Law portò due dita sulla sua fronte per trovare conferma al proprio sospetto. Scottava.
«Cosa fai in giro con l’influenza?»
«Mi serviva una boccata d’aria» si strinse nelle spalle. «Sono stata tappata in casa tre giorni, ero stufa»
«E hai pensato di uscire con cinque gradi e la febbre a, minimo, trentanove?» la rimproverò, perché era un medico dopotutto, era il suo lavoro, non perché fosse preoccupato o chissà che. Che avrebbe avuto da essere preoccupato per una perfetta sconosciuta?
«Così vado in compensazione» provò a scherzare lei ma Law la fulminò con un’occhiata.
«Koa…»
«Volevo vederti» Koala abbassò gli occhi alle proprie ginocchia, senza smettere di sorridere. «Non sapevo come contattarti, ho pensato di chiamare in clinica ma che avrei potuto dire? “Sono la ragazza che condivide la panchina con Law nella pausa pranzo, potete dirgli che oggi non ci sono perché sono malata”?» rise rauca delle sue stesse parole. «Fino a ieri non riuscivo neanche ad alzarmi dal letto. E sono tre giorni che non leggo niente. Credo che… che tu mi sia mancato?» rialzò gli occhi lucidi, non solo di febbre e Law, che ne aveva sempre dubitato, scoprì in quel momento che il suo cuore funzionava alla perfezione e perdeva battiti quando era perfettamente normale che li perdesse. «E poi mi è venuto il dubbio che potessi pensare che non volevo più vederti e non potevo risch…» Law ebbe un brevissimo, impercettibile attimo di panico, il tempo di un respiro, quando Koala precipitò in avanti con il busto, e allungò le braccia per afferrarla e trascinarsela contro al petto.
Le passò un braccio dietro alle ginocchia e, tenendosela addosso, si mise in piedi deciso.
«Dove abiti?»
«C-come?»
«Il tuo indirizzo, Koala»
«Il 21 di Acacia street. Ma cos…»
Law prese a camminare nella direzione da cui la vedeva sempre arrivare. «Andiamo da te. Oggi è il mio turno di leggere»

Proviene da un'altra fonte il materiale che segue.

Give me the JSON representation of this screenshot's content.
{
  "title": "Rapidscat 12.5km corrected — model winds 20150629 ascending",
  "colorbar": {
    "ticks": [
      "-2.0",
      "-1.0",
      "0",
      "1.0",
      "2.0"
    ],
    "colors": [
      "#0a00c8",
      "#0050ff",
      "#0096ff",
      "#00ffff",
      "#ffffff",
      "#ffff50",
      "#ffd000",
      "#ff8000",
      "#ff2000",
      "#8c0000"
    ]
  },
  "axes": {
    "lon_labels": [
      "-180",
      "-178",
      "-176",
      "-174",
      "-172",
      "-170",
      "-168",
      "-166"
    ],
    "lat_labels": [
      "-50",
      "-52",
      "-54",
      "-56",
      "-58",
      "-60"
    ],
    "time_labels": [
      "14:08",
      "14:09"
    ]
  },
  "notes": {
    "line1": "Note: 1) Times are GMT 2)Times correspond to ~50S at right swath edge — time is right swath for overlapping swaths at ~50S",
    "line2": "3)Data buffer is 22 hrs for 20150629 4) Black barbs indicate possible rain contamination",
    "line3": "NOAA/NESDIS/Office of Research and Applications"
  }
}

Koala spalancò gli occhi e sorrise, mentre alzava una mano per aggrapparsi al bavero del cappotto di Law. «Da me? Dottor Trafalgar, non siamo un po’ poco in confidenza per questo?»
Le mani di Law strinsero la presa. «Sono un medico. È il mio lavoro»
Abbastanza.
«Non so se riesco a restare sveglia…» ammise Koala mentre la mano le scivolava giù fino a posarsi sul suo stesso grembo.
Law alzò appena il mento per far scivolare il capo di Koala contro la sua gola, mentre le palpebre della ragazza si chiudevano inesorabili. «Allora dormi» sussurrò.
Ci penso io a te.
Aveva aspettato abbastanza.
Law aveva una ben precisa opinione riguardo l’uso degli aggettivi possessivi e non gliene fregava niente se non erano passate nemmeno quattro settimane.
Aveva avuto pazienza, aveva aspettato, se l’era meritata.
Lei era sua.
E, per poterlo dire, aveva decisamente aspettato abbastanza.